Petroleum may be Abiogenic not Fossil Based

In another blow to the theory that petroleum is a fossil fuel, a new study reveals evidence that oil is created abiotically by geological processes.

The abiogenic petroleum theory

During the 16th Century, Russian Georg Agricola developed the theory of abiogenic petroleum. Later, other theories that supported the abiogenic hypothesis explaining the origin of oil were popularized by such luminaries as Alexander von Humboldt, the Russian chemist Dmitri Mendeleev and eminent French chemist, Marcellin Berthelot.

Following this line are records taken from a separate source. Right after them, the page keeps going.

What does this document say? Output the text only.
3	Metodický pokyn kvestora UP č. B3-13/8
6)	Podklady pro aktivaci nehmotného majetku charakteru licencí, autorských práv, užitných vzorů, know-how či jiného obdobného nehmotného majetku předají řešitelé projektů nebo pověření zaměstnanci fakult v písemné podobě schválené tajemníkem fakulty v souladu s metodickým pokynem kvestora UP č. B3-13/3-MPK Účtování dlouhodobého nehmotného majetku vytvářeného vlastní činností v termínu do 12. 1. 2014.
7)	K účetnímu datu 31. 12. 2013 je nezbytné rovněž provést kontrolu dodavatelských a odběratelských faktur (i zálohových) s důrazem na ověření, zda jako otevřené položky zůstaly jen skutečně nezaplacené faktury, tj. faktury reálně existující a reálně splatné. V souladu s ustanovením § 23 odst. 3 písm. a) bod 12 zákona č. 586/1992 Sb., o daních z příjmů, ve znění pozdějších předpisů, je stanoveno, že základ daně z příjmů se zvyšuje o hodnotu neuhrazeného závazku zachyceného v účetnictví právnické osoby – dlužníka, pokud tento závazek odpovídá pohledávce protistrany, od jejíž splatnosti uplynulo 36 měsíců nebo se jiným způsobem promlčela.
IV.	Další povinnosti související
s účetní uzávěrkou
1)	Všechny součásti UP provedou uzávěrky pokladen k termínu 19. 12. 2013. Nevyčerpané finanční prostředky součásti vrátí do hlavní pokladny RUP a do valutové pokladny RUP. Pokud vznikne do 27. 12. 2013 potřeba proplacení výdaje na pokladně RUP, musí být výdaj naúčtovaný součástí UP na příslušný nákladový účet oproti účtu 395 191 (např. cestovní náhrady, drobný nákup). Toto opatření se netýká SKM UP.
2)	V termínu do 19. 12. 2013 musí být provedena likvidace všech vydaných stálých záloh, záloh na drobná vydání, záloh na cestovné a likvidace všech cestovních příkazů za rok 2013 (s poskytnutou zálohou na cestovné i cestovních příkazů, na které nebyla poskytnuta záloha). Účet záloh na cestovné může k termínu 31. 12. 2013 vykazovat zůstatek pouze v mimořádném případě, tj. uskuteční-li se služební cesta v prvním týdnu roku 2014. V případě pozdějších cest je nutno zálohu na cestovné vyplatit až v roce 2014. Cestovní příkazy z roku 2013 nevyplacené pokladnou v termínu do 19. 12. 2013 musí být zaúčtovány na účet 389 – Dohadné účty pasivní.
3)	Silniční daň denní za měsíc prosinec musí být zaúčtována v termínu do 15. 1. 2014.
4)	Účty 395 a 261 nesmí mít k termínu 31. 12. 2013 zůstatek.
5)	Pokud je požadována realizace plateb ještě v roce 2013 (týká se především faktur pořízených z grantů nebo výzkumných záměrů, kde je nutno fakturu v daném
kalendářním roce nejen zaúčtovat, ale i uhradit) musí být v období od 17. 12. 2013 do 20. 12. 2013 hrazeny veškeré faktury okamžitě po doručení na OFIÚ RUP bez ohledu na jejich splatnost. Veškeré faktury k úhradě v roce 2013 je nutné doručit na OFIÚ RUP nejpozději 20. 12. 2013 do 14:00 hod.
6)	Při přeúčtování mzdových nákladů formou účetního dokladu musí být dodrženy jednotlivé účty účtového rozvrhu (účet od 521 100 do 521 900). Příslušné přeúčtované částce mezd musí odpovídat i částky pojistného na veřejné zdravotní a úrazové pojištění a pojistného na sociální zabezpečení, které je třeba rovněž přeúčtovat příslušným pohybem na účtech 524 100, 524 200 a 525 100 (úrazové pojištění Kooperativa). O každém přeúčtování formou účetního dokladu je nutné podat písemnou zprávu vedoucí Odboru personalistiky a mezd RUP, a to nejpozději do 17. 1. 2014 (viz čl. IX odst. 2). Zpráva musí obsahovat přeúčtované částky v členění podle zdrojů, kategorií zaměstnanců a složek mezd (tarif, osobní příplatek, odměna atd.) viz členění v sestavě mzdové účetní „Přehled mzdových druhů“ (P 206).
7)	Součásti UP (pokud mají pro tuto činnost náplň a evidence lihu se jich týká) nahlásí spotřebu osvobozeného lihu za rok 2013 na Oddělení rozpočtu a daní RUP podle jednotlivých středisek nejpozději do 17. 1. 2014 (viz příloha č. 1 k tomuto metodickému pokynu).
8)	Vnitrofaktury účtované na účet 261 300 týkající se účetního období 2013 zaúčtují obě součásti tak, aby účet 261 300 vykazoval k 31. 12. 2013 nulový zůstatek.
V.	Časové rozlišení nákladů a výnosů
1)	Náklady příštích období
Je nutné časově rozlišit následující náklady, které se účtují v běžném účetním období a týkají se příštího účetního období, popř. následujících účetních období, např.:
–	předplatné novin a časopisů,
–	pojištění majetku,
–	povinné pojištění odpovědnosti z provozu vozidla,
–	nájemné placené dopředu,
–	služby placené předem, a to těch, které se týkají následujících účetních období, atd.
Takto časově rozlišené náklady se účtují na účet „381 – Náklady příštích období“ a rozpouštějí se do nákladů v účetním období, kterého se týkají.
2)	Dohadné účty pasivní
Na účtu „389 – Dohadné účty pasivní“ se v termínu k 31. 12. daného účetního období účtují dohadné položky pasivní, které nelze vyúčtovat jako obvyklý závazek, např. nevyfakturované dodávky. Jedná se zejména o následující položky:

After deep exploratory drilling struck oil where no fossilized oil should have existed, Russian and Ukrainian geologists resurrected the theory of abiogenic oil to account for its presence. Their work was carried forward by researcher Thomas Gold in the latter half of the 20th century.   
If the theory of abiogenic petroleum is true it means that the geological processes of the Earth itself produce oil and that the resource is virtually limitless and no oil shortage can exist—the world will never be able to run out of oil.

Believers in the abiogenic theory think oil is formed from carbon deposits deep in the mantle of the Earth. That oil seeps up into the crust where oil drillers can reach it.

Early oil drillers often found petroleum near coal deposits and believed, like coal, that oil was a by-product of fossil carbonation processes, pressure and exposure to heat.

Those that argue against oil as a fossil fuel point to examples of hydrocarbons produced non-biologically on the planets of Jupiter, Saturn, Uranus and Neptune. Titan, Saturn’s largest moon, also has an atmosphere of methane and rivers and oceans of liquid methane.  

The debate has raged for decades and the advocates for petroleum as a finite, fossil fuel have always fallen back on the argument that no formal study ever lent credence to the abiogenic origin hypothesis.

Until now.

The Lawrence Livermore National Laboratory (LLNL) study

Scientists at LLNL decided to test the feasibility of abiogenic oil by simulating the conditions of the Earth deep underground. They wanted to see what the heat and pressure would do to hydrogen and carbon atoms buried 40 to 95 miles down.

According to a news release, the LLNL team that conducted the study included reseachers at UC Davis, Lawrence Livermore National Laboratory and Shell Projects & Technology.

“One of the researchers, UC Davis Professor Giulia Galli, is the co-chair of the Deep Carbon Observatory’s Physics and Chemistry of Deep Carbon Directorate and former LLNL researcher,” writes Anne M Stark of LLNL.

Although most geologists believe that 99 percent of the Earth’s hydrocarbons in oil and natural gas are created by the remains of ancient animals and plants subjected to great pressure and heat, producing wells that have struck oil at great depths in Russia shed doubt on that theory.

Until a decade or so ago virtually all oil discovered was in the range of 5-10 miles into the crust. Yet recently, the Russians have discovered major oil pockets as far down as 40 miles.

That amazing depth is far deeper than any prehistoric remains of animals and plants would ever be found.
 
Using a supercomputer, the team recreated the conditions deep under the surface of the Earth and discovered that when subjected to a pressure of 50,000 times greater than the surface atmospheric pressure and heat higher than 2,400 degrees Fahrenheit a fusion process occurs.

At 70 miles down they found that methane molecules can fuse with hydrocarbons and produce petroleum.

“Our simulation study shows that methane molecules fuse to form larger hydrocarbon molecules when exposed to the very high temperatures and pressures of the Earth’s upper mantle,” Galli said. “We don’t say that higher hydrocarbons actually occur under the realistic ‘dirty’ Earth mantle conditions, but we say that the pressures and temperatures alone are right for it to happen.”